In this context, the objectives of this work were i) to evaluate the composition, abundance and richness of floral visitor assemblages in different coriander crop genotypes and sowing dates and ii) to determine the relationship between insect assemblages and volatile signals emitted by the different coriander genotypes. Two field experiments (Exp. 1 and 2) were conducted in a completely randomized design with four replications, at the Faculty of Agronomy in the University of Buenos Aires, Argentina. Exp. 1 included early and late sowing dates while Exp. 2 included only late sowing date. Treatments were three coriander genotypes from different origins: Leisure 2008 (L) a variety from USA, GSN 2008 (G) a variety from France and a population from Argentina (A).
At full flowering, floral visitor insects were sampled using an entomological net. The sampling units were the coriandeŕs umbels contained in squares of 40 ×40 cm. Two squares were randomly placed in each plot and several samplings were made in each of them, along 10 min-periods.
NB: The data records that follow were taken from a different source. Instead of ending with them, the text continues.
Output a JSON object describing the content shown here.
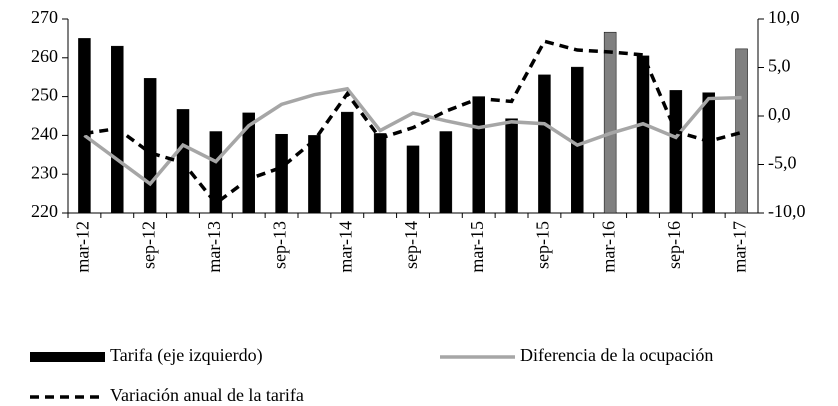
{
  "chart_data": {
    "type": "bar_line",
    "categories": [
      "mar-12",
      null,
      "sep-12",
      null,
      "mar-13",
      null,
      "sep-13",
      null,
      "mar-14",
      null,
      "sep-14",
      null,
      "mar-15",
      null,
      "sep-15",
      null,
      "mar-16",
      null,
      "sep-16",
      null,
      "mar-17"
    ],
    "series": [
      {
        "name": "Tarifa (eje izquierdo)",
        "type": "bar",
        "axis": "y",
        "color": "#000000",
        "colors": [
          "#000000",
          "#000000",
          "#000000",
          "#000000",
          "#000000",
          "#000000",
          "#000000",
          "#000000",
          "#000000",
          "#000000",
          "#000000",
          "#000000",
          "#000000",
          "#000000",
          "#000000",
          "#000000",
          "#808080",
          "#000000",
          "#000000",
          "#000000",
          "#808080"
        ],
        "values": [
          265,
          263,
          254.7,
          246.7,
          241,
          245.8,
          240.3,
          240,
          246,
          240.5,
          237.3,
          241,
          250,
          244.3,
          255.6,
          257.6,
          266.6,
          260.5,
          251.6,
          251,
          262.3
        ]
      },
      {
        "name": "Diferencia de la ocupación",
        "type": "line",
        "axis": "y2",
        "color": "#a6a6a6",
        "dashed": false,
        "values": [
          -2,
          -4.5,
          -7,
          -3,
          -4.7,
          -1,
          1.2,
          2.2,
          2.8,
          -1.5,
          0.3,
          -0.5,
          -1.2,
          -0.6,
          -0.8,
          -3,
          -1.8,
          -0.8,
          -2.2,
          1.8,
          1.9
        ]
      },
      {
        "name": "Variación anual de la tarifa",
        "type": "line",
        "axis": "y2",
        "color": "#000000",
        "dashed": true,
        "values": [
          -1.8,
          -1.3,
          -3.8,
          -4.8,
          -9,
          -6.5,
          -5.3,
          -2.5,
          2.3,
          -2.3,
          -1.2,
          0.5,
          1.8,
          1.5,
          7.7,
          6.8,
          6.6,
          6.3,
          -1.6,
          -2.6,
          -1.7
        ]
      }
    ],
    "ylim": [
      220,
      270
    ],
    "yticks": [
      220,
      230,
      240,
      250,
      260,
      270
    ],
    "y2lim": [
      -10,
      10
    ],
    "y2ticks": [
      {
        "value": -10,
        "label": "-10,0"
      },
      {
        "value": -5,
        "label": "-5,0"
      },
      {
        "value": 0,
        "label": "0,0"
      },
      {
        "value": 5,
        "label": "5,0"
      },
      {
        "value": 10,
        "label": "10,0"
      }
    ],
    "grid": false
  }
}
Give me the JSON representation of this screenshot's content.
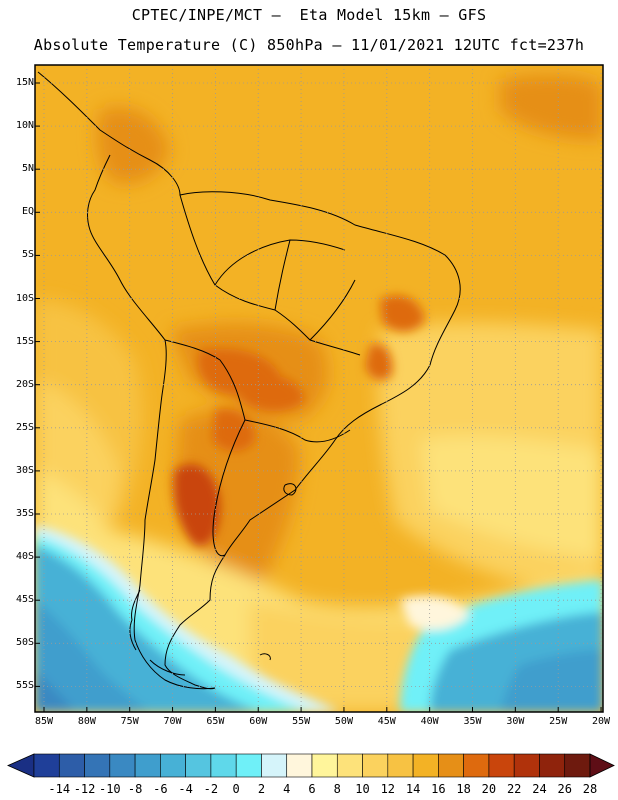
{
  "header": {
    "line1": "CPTEC/INPE/MCT –  Eta Model 15km – GFS",
    "line2": "Absolute Temperature (C) 850hPa – 11/01/2021 12UTC fct=237h"
  },
  "map": {
    "lat_labels": [
      "15N",
      "10N",
      "5N",
      "EQ",
      "5S",
      "10S",
      "15S",
      "20S",
      "25S",
      "30S",
      "35S",
      "40S",
      "45S",
      "50S",
      "55S"
    ],
    "lon_labels": [
      "85W",
      "80W",
      "75W",
      "70W",
      "65W",
      "60W",
      "55W",
      "50W",
      "45W",
      "40W",
      "35W",
      "30W",
      "25W",
      "20W"
    ]
  },
  "legend": {
    "labels": [
      "-14",
      "-12",
      "-10",
      "-8",
      "-6",
      "-4",
      "-2",
      "0",
      "2",
      "4",
      "6",
      "8",
      "10",
      "12",
      "14",
      "16",
      "18",
      "20",
      "22",
      "24",
      "26",
      "28"
    ],
    "colors": [
      "#1f3f99",
      "#2d5da8",
      "#3474b6",
      "#3a89c2",
      "#3f9ecd",
      "#47b1d6",
      "#55c5e0",
      "#5fd8ea",
      "#6ff0f8",
      "#d5f4fa",
      "#fff6dc",
      "#fff59b",
      "#fde27a",
      "#fbd25e",
      "#f7c243",
      "#f3b225",
      "#e68f17",
      "#de6a0e",
      "#c9450c",
      "#b0320b",
      "#8f230c",
      "#6e1a0e"
    ]
  }
}
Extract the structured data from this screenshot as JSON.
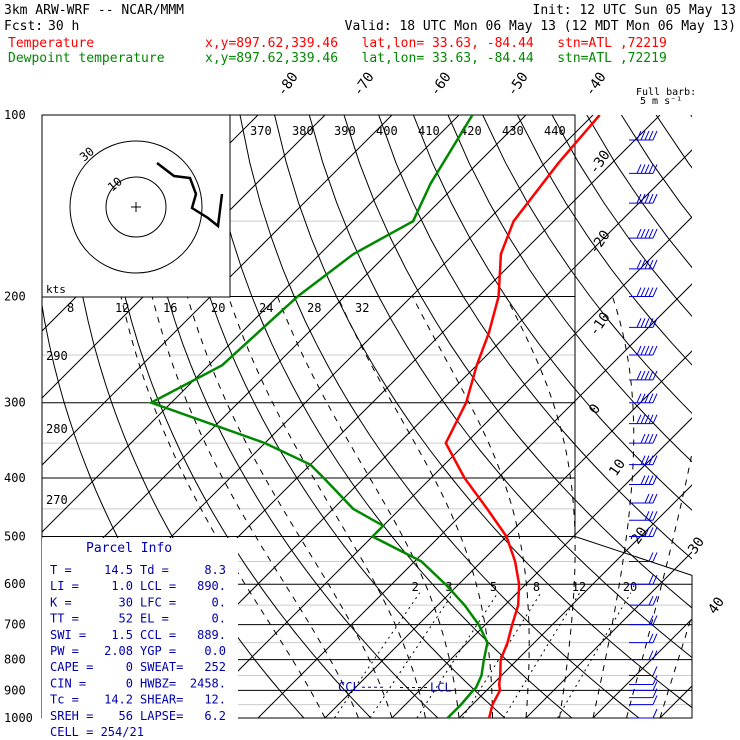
{
  "header": {
    "model": "3km ARW-WRF -- NCAR/MMM",
    "init": "Init: 12 UTC Sun 05 May 13",
    "fcst_label": "Fcst:",
    "fcst_value": "30 h",
    "valid": "Valid: 18 UTC Mon 06 May 13 (12 MDT Mon 06 May 13)"
  },
  "legend": [
    {
      "label": "Temperature",
      "info": "x,y=897.62,339.46   lat,lon= 33.63, -84.44   stn=ATL ,72219",
      "color": "#ff0000"
    },
    {
      "label": "Dewpoint temperature",
      "info": "x,y=897.62,339.46   lat,lon= 33.63, -84.44   stn=ATL ,72219",
      "color": "#008800"
    }
  ],
  "parcel_info": {
    "title": "Parcel Info",
    "rows": [
      [
        "T  =",
        "14.5",
        "Td =",
        "8.3"
      ],
      [
        "LI =",
        "1.0",
        "LCL =",
        "890."
      ],
      [
        "K  =",
        "30",
        "LFC =",
        "0."
      ],
      [
        "TT =",
        "52",
        "EL  =",
        "0."
      ],
      [
        "SWI =",
        "1.5",
        "CCL =",
        "889."
      ],
      [
        "PW =",
        "2.08",
        "YGP =",
        "0.0"
      ],
      [
        "CAPE =",
        "0",
        "SWEAT=",
        "252"
      ],
      [
        "CIN =",
        "0",
        "HWBZ=",
        "2458."
      ],
      [
        "Tc =",
        "14.2",
        "SHEAR=",
        "12."
      ],
      [
        "SREH =",
        "56",
        "LAPSE=",
        "6.2"
      ]
    ],
    "cell": "CELL = 254/21"
  },
  "annotations": {
    "ccl": "CCL",
    "lcl": "LCL",
    "full_barb": "Full barb:",
    "full_barb_units": "5 m s⁻¹",
    "kts": "kts"
  },
  "chart_data": {
    "type": "line",
    "subtype": "skew-T log-P sounding",
    "pressure_levels": [
      100,
      200,
      300,
      400,
      500,
      600,
      700,
      800,
      900,
      1000
    ],
    "pressure_labels": [
      "100",
      "200",
      "300",
      "400",
      "500",
      "600",
      "700",
      "800",
      "900",
      "1000"
    ],
    "ylim": [
      100,
      1000
    ],
    "isotherm_labels": [
      "-80",
      "-70",
      "-60",
      "-50",
      "-40",
      "-30",
      "-20",
      "-10",
      "0",
      "10",
      "20",
      "30",
      "40"
    ],
    "isotherm_values": [
      -80,
      -70,
      -60,
      -50,
      -40,
      -30,
      -20,
      -10,
      0,
      10,
      20,
      30,
      40
    ],
    "theta_labels": [
      "370",
      "380",
      "390",
      "400",
      "410",
      "420",
      "430",
      "440"
    ],
    "theta_values": [
      370,
      380,
      390,
      400,
      410,
      420,
      430,
      440
    ],
    "theta_left_labels": [
      "290",
      "280",
      "270"
    ],
    "theta_left_values": [
      290,
      280,
      270
    ],
    "hodograph_speed_labels": [
      "8",
      "12",
      "16",
      "20",
      "24",
      "28",
      "32"
    ],
    "hodograph_ring_labels": [
      "30",
      "10"
    ],
    "mixing_ratio_labels": [
      "2",
      "3",
      "5",
      "8",
      "12",
      "20"
    ],
    "mixing_ratio_values": [
      2,
      3,
      5,
      8,
      12,
      20
    ],
    "series": [
      {
        "name": "Temperature",
        "color": "#ff0000",
        "points": [
          [
            100,
            -59
          ],
          [
            120,
            -58
          ],
          [
            150,
            -56
          ],
          [
            170,
            -53
          ],
          [
            200,
            -47
          ],
          [
            230,
            -43
          ],
          [
            260,
            -40
          ],
          [
            300,
            -36
          ],
          [
            350,
            -33
          ],
          [
            400,
            -25
          ],
          [
            450,
            -17
          ],
          [
            500,
            -10
          ],
          [
            550,
            -5
          ],
          [
            600,
            -1
          ],
          [
            650,
            2
          ],
          [
            700,
            4
          ],
          [
            750,
            6
          ],
          [
            800,
            7.5
          ],
          [
            850,
            9.8
          ],
          [
            880,
            11
          ],
          [
            900,
            12
          ],
          [
            950,
            13
          ],
          [
            1000,
            14.5
          ]
        ]
      },
      {
        "name": "Dewpoint temperature",
        "color": "#008800",
        "points": [
          [
            100,
            -78
          ],
          [
            130,
            -74
          ],
          [
            150,
            -71
          ],
          [
            170,
            -75
          ],
          [
            200,
            -77
          ],
          [
            260,
            -78
          ],
          [
            300,
            -83
          ],
          [
            350,
            -60
          ],
          [
            380,
            -50
          ],
          [
            400,
            -46
          ],
          [
            450,
            -37
          ],
          [
            480,
            -30
          ],
          [
            500,
            -30
          ],
          [
            550,
            -19
          ],
          [
            600,
            -12
          ],
          [
            650,
            -6
          ],
          [
            700,
            -1
          ],
          [
            750,
            3
          ],
          [
            800,
            5
          ],
          [
            850,
            7
          ],
          [
            890,
            8
          ],
          [
            900,
            8
          ],
          [
            950,
            8.3
          ],
          [
            1000,
            8.3
          ]
        ]
      }
    ],
    "parcel_path": {
      "name": "parcel",
      "points": [
        [
          1000,
          14.5
        ],
        [
          900,
          12
        ],
        [
          890,
          11.8
        ]
      ]
    },
    "wind_barbs": {
      "units": "m/s",
      "levels": [
        110,
        125,
        140,
        160,
        180,
        200,
        225,
        250,
        275,
        300,
        325,
        350,
        380,
        410,
        440,
        470,
        500,
        550,
        600,
        650,
        700,
        750,
        800,
        850,
        880,
        900,
        925,
        950,
        1000
      ],
      "speed": [
        25,
        25,
        25,
        25,
        25,
        25,
        25,
        25,
        25,
        25,
        25,
        20,
        20,
        20,
        15,
        15,
        15,
        10,
        10,
        10,
        10,
        10,
        10,
        5,
        5,
        5,
        5,
        5,
        5
      ],
      "direction": [
        270,
        270,
        270,
        270,
        270,
        270,
        270,
        270,
        270,
        270,
        270,
        270,
        270,
        270,
        270,
        270,
        270,
        270,
        270,
        270,
        270,
        270,
        270,
        270,
        270,
        270,
        270,
        270,
        270
      ]
    },
    "hodograph_trace": [
      [
        0,
        0
      ],
      [
        10,
        14
      ],
      [
        14,
        20
      ],
      [
        12,
        24
      ],
      [
        8,
        26
      ],
      [
        10,
        30
      ],
      [
        14,
        38
      ],
      [
        16,
        44
      ]
    ]
  }
}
Floral visiting insects were classified into pollinator, predator, parasite, herbivore and decomposer functional groups according to their habits and food
preferences. Composition and abundance of floral visitor assemblages differed among genotypes, mainly for the early sowing date. Differences could be attributed to the intraspecific variability of volatile signals to which some insects were sensitive. Although richness was similar among assemblages related to each genotype, different species composition suggests that the combination of different coriander genotypes in cropping systems could enhance insect species diversity of the agricultural system and natural pest regulation.